At some point in the film, Sachin explains his religious faith, saying that when he looks at the auspiciousness of events in his life, he sees a guiding hand in the destiny that has favored him so extravagantly. The movie keeps us trapped in this idyllic, fairy tale like story of a modern Indian deity, by demonstrating a parallel with the story of India’s exponential economic growth during the Sachin years, and the dramatic events that took place in Mumbai, the city of his birth, during his cricketing days. Visuals of the trauma of 26/11, the hysteria of the World Cup final of 2011, the annual immersion of Lord Ganesh in the Arabian sea; all these get inextricably linked with the story. The associative nature of human memory rewinds the images, connecting them to us in time with Sachin's batting milestones.
Other episodes and relationships that might recall disturbing memories, and which negatively affect the desired ‘Peter Pan’ imagery, are either erased, brushed off or gone over quickly. The match fixing period, for example, depresses Sachin, but he does not brood about it, analyze it, ask moral questions of its perpetrators, refer to specific matches where he may have sensed, as a reflexive and instinctive sportsman, something going horribly wrong.
But the most extraordinary exclusion in the story is the one about his childhood buddy, the prodigiously talented batsman, Vinod Kambli. He is virtually deleted from the movie. Where are all the lovely stories of them playing together, like the one where they batted endlessly in a school game, ignoring the instructions of the coach to declare the innings closed? How did one friend climb the stairway to heaven, and the other just fall off a ladder? Was it anything to do with their very different social backgrounds? Does cricket divide us by class and social station, more acutely than in other sports? The film, unfortunately, has no use for any of these awkward questions.

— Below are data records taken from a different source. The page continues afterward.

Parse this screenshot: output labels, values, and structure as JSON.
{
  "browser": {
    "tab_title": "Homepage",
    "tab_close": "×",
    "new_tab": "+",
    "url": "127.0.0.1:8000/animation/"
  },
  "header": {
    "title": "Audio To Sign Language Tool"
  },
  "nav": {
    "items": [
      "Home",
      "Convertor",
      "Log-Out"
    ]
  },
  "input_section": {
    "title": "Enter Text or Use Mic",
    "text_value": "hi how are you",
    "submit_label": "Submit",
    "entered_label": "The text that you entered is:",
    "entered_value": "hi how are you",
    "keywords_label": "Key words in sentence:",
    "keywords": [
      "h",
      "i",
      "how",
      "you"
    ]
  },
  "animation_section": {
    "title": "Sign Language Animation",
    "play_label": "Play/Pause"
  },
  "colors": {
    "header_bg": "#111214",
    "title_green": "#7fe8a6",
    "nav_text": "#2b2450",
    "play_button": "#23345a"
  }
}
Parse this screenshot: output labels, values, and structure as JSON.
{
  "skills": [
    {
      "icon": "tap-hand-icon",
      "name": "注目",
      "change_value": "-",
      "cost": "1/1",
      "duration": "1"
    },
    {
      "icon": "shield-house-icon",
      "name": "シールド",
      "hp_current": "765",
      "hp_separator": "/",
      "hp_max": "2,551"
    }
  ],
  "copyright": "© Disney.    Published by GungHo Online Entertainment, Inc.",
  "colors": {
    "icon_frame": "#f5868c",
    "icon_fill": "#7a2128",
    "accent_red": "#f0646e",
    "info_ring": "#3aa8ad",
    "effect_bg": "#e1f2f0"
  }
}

Iconography is clearly the single largest purpose of ’Sachin: A Billion Dreams’. As in the building of a brand, memorabillia is an important tool in this exercise, and James Erskine’s film is acutely conscious at every moment about nursing the memories of the Sachin generations to which so many millions of us belong. But only the nice ones, through pleasant reminders like the bats and pads and superstitions of Sachin, his wonderful commercials for a myriad consumer products, and his picture perfect family that runs in an endless loop through the film.
On the other hand, this film is supposedly a documentary, a genre that ought to repudiate iconography, lest it turn into a public relations spiel, or even, God forbid, propaganda.